President of L'Envoi de le RDC
- Incumbent
- Assumed office July 9, 2021
- Preceded by: Position established

Minister of Planning
- In office March 24, 2006 – October 10, 2006
- President: Joseph Kabila
- Vice President: Jean-Pierre Bemba Azarias Ruberwa Arthur Z'ahidi Ngoma Abdoulaye Yerodia Ndombasi
- Preceded by: Alexis Thambwe Mwamba
- Succeeded by: Olivier Kamitatu Etsu

Personal details
- Born: Delly Sesanga Hipungu Dja Kaseng Kapitu June 26, 1970 (age 56) Kolwezi, Lualaba Province, Zaire
- Relations: Patrice-Aime Sesanga (father)

= Delly Sesanga =

Congolese politician

Delly Sesanga Hipungu Dja Kaseng Kapitu is a Congolese lawyer and deputy in the National Assembly representing Luiza Territory. He was a candidate in the 2023 Democratic Republic of the Congo general election, but withdrew in favor of Moïse Katumbi.

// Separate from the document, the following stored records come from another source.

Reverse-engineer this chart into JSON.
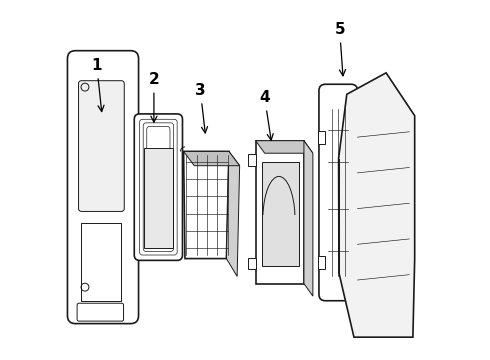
{
  "background_color": "#ffffff",
  "line_color": "#1a1a1a",
  "annotation_color": "#000000",
  "annotations": [
    {
      "label": "1",
      "lpos": [
        0.085,
        0.82
      ],
      "aend": [
        0.1,
        0.68
      ]
    },
    {
      "label": "2",
      "lpos": [
        0.245,
        0.78
      ],
      "aend": [
        0.245,
        0.65
      ]
    },
    {
      "label": "3",
      "lpos": [
        0.375,
        0.75
      ],
      "aend": [
        0.39,
        0.62
      ]
    },
    {
      "label": "4",
      "lpos": [
        0.555,
        0.73
      ],
      "aend": [
        0.575,
        0.6
      ]
    },
    {
      "label": "5",
      "lpos": [
        0.765,
        0.92
      ],
      "aend": [
        0.775,
        0.78
      ]
    }
  ]
}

He is also the head of political party Envoi de la RDC.

== Biography ==
Sesanga was born on June 26, 1970, in Kolwezi, Lualaba Province, Zaire. He is the son of Patrice-Aime Sesanga, a lawyer and Congolese senator. He holds a doctorate in international security and defense from Grenoble Alpes University. he also holds a masters in business law and corporate taxation from Aix-Marseille University.

Sesanga left the Rally for Congolese Democracy (RCD) in the early 2000s, and returned to Paris for a short time. Between March 2003 and March 2006, Sesanga served as the chief of staff to the president of the Movement for the Liberation of the Congo (MLC) and vice-president of the Economy and Finance under Jean-Pierre Bemba. Between March 2006 and October 2006, he succeeded Alexis Thambwe Mwamba as Minister of Planning of the Democratic Republic of the Congo. He left this position after being elected deputy of Luiza Territory in the 2006 Democratic Republic of the Congo elections.

Sesanga was re-elected as a deputy during the 2011 Democratic Republic of the Congo elections, and supported Étienne Tshisekedi during the presidential election that year. In 2016, he was coordinator of the Alliance for the Republic, an alliance of sixteen political parties supporting Moïse Katumbi in the 2016 election. The election was postponed to 2018, and Katumbi was prevented from running. Sesanga pivoted to supporting Félix Tshisekedi instead. Under the Tshisekedi administration, Sesanga and deputies in his Envol party were critical of Tshisekedi, accusing him of a "regression of democracy" in the country.

Sesanga announced his candidacy for the 2023 Democratic Republic of the Congo presidential election in January 2023, but withdrew in December in favor of Moise Katumbi.

== Career within the National Assembly ==
Within the National Assembly, Sesanga led the Political, Administrative, and Legal Commission. He primarily focused on issues targeting administrative issues in the country including decentralization, freedom of demonstration, and judicial reform. He also worked to improve base infrastructure such as roads, education, and healthcare.